C’est dans cette optique que le fabricant toulousain Pixience, fondée en 2012 par Sébastien Mangeruca (10 collaborateurs), et la start-up Huvy, créée en 2021 par Léonie Schröder et basée à Royan en Charente-Maritime, ont décidé d’unir leurs forces. D’un côté, une PME spécialisée depuis plus d’une décennie dans les dispositifs d’imagerie cutanée ; de l’autre, une jeune pousse experte en IA médicale appliquée à la dermatologie.
Pixience s’est notamment fait connaître avec son vidéodermoscope C-Cube, un outil permettant d’observer la peau de manière non invasive grâce à des images 2D et 3D de haute précision. À cela s’ajoute le BodyMapper, une solution capable de réaliser une cartographie corporelle complète, facilitant à la fois la détection et le suivi des lésions.
Filtrer pour mieux soigner
L’apport de Huvy vient compléter cet arsenal technologique. Sa solution repose sur un algorithme capable d’évaluer, à partir d’une simple image, le niveau de risque d’une lésion cutanée. Objectif ? Orienter rapidement les patients nécessitant une consultation spécialisée, tout en rassurant ceux pour lesquels le risque est faible.
En combinant leurs outils, les deux entreprises ambitionnent de transformer l’organisation des soins dermatologiques. Concrètement, les professionnels de santé de première ligne pourraient identifier précocement les cas à risque, documenter les observations et orienter efficacement vers les spécialistes.
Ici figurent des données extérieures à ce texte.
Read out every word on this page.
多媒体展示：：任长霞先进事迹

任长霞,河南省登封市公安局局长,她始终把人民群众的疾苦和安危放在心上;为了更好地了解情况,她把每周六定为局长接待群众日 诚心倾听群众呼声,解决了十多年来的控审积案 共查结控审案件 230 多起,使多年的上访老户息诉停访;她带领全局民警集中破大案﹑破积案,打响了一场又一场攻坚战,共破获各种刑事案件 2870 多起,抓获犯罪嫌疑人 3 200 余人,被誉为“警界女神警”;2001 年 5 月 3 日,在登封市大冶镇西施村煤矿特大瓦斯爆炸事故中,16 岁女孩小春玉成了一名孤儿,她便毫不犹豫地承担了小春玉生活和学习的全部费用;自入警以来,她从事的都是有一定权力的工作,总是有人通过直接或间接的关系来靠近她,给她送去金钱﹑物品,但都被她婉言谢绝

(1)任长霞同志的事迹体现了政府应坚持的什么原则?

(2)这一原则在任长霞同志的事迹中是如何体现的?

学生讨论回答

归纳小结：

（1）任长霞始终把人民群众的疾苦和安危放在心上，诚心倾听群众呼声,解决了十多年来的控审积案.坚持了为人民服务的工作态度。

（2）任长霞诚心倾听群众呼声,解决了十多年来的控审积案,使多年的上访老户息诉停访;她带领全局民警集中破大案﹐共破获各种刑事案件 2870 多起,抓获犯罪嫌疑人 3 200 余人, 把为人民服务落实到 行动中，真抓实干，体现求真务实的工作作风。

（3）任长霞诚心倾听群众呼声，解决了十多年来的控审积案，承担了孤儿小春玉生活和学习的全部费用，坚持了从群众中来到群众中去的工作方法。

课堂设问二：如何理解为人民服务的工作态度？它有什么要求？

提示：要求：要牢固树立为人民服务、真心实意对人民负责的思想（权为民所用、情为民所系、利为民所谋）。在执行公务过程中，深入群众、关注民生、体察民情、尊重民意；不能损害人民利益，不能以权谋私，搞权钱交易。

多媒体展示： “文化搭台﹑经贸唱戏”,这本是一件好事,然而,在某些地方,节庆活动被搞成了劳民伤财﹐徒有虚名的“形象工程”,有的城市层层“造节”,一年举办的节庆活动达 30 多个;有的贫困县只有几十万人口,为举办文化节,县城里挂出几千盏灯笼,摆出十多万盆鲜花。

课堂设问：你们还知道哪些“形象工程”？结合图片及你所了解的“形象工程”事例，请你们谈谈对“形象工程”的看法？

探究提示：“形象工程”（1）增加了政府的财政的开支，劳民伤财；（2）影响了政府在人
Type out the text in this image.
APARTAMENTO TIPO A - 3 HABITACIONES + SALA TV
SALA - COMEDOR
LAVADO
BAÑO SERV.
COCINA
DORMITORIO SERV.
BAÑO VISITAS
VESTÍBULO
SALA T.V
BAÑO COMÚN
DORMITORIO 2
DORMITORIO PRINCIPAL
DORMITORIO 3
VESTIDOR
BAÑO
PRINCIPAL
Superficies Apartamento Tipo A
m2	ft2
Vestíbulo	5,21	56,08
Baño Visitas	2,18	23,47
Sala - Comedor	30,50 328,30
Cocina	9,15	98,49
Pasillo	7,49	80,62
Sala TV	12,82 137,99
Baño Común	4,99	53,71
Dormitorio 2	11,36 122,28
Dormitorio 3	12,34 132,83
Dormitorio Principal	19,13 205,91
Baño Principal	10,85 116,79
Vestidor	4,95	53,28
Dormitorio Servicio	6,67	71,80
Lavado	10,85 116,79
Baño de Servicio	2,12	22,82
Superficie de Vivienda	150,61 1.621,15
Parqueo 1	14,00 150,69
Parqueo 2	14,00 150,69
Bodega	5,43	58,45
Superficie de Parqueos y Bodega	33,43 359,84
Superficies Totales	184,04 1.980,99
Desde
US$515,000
Une logique de tri intelligent, en somme. Filtrer pour prioriser. Permettre aux dermatologues de concentrer leur expertise sur les cas les plus complexes, tout en augmentant le nombre de patients suivis. Pour les deux partenaires, il s’agit d’une réponse pragmatique aux enjeux de santé publique. Le défi est double : améliorer l’accès aux soins et réduire les délais de prise en charge, sans compromettre la qualité du diagnostic.
« Ce partenariat avec Huvy s’inscrit pleinement dans notre mission, confirme Sébastien Mangeruca dans un communiqué daté du 17 mars dernier. A savoir, mettre l’innovation technologique au service d’une dermatologie plus accessible, fluide et efficiente. En associant nos dispositifs médicaux à une IA certifiée et pensée pour le terrain, nous répondons concrètement aux défis actuels des parcours de soins dermatologiques. »
Un déploiement attendu dès 2026
Le partenariat, officialisé à la mi-mars, pourrait entrer dans une phase opérationnelle dès 2026. À terme, les deux acteurs espèrent déployer leur solution à l’échelle nationale, avec l’ambition de couvrir progressivement les zones les plus fragilisées.
Dans un contexte de désertification médicale, l’innovation apparaît plus que jamais comme un levier incontournable. Reste à savoir si ces outils sauront convaincre les professionnels et s’intégrer durablement dans les pratiques.